Again, using PSEG’s model for that same 2,000 square foot home, you’d be looking at a heating cost of a little over $1,700 a year with natural gas. That said, the utility company that delivers that gas to your home will charge you a delivery fee that can be anywhere from $200-$500 a year. Homeowners looking to upgrade to gas can add at least another $2,000-$6,500 to install a new furnace and potentially thousands more to pay the utility company to bring the gas line to you. Even so, that’s still a world of savings compared to fuel oil and almost half the cost of propane.

A home with natural gas already installed will end up costing the homeowner somewhere between $15,200 to $17,600. If you’re looking to save by upgrading to gas heat that means you should expect to pay anywhere from $17,200 to $24,100 over your ownership.

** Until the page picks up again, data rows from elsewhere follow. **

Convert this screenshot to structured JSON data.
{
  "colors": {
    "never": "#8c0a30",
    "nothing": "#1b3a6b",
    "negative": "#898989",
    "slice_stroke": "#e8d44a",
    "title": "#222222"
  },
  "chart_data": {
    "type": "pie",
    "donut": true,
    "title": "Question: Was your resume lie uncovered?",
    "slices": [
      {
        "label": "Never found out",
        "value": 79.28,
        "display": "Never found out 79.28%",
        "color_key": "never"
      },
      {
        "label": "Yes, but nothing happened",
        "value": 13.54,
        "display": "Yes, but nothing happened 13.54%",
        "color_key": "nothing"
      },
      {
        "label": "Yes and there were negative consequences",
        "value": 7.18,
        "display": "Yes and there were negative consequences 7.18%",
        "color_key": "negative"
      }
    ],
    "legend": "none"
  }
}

Start saving when you upgrade your home’s existing equipment

While utility bills themselves may be unavoidable, there are a number of things homeowners can do to reduce their burden. The EPA estimates that proper insulation can save you upwards of 15% on heating and cooling costs. On top of that, new smart thermostats can help operate your boiler or furnace more efficiently, and many utility companies provide incentives and discounts for homeowners to adopt them. Ultimately, the best way to reduce your utility bill is to install a geothermal system.

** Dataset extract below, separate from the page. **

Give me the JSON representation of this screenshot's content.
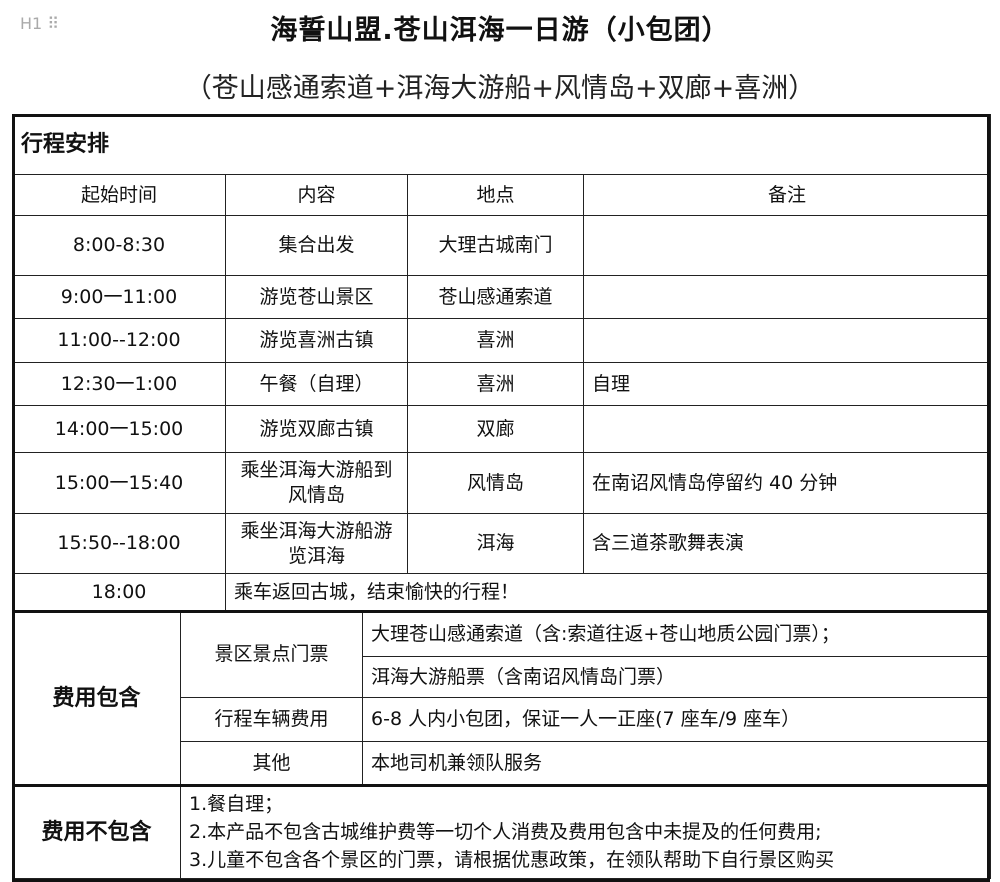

A Dandelion Geothermal System heats and cools using the ambient temperature of the ground under your home and operates at upwards of 400% efficiency without burning any fossil fuels. Not only is it good for the environment, but it also saves you money by eliminating your separate heating bill while providing warmth in the winter and super-efficient central AC in the summer. You can install a Dandelion system for no money down and finance for as little as $140/month, meaning that you could spend as little as $14,400 over the lifetime of the system while adding value to your home.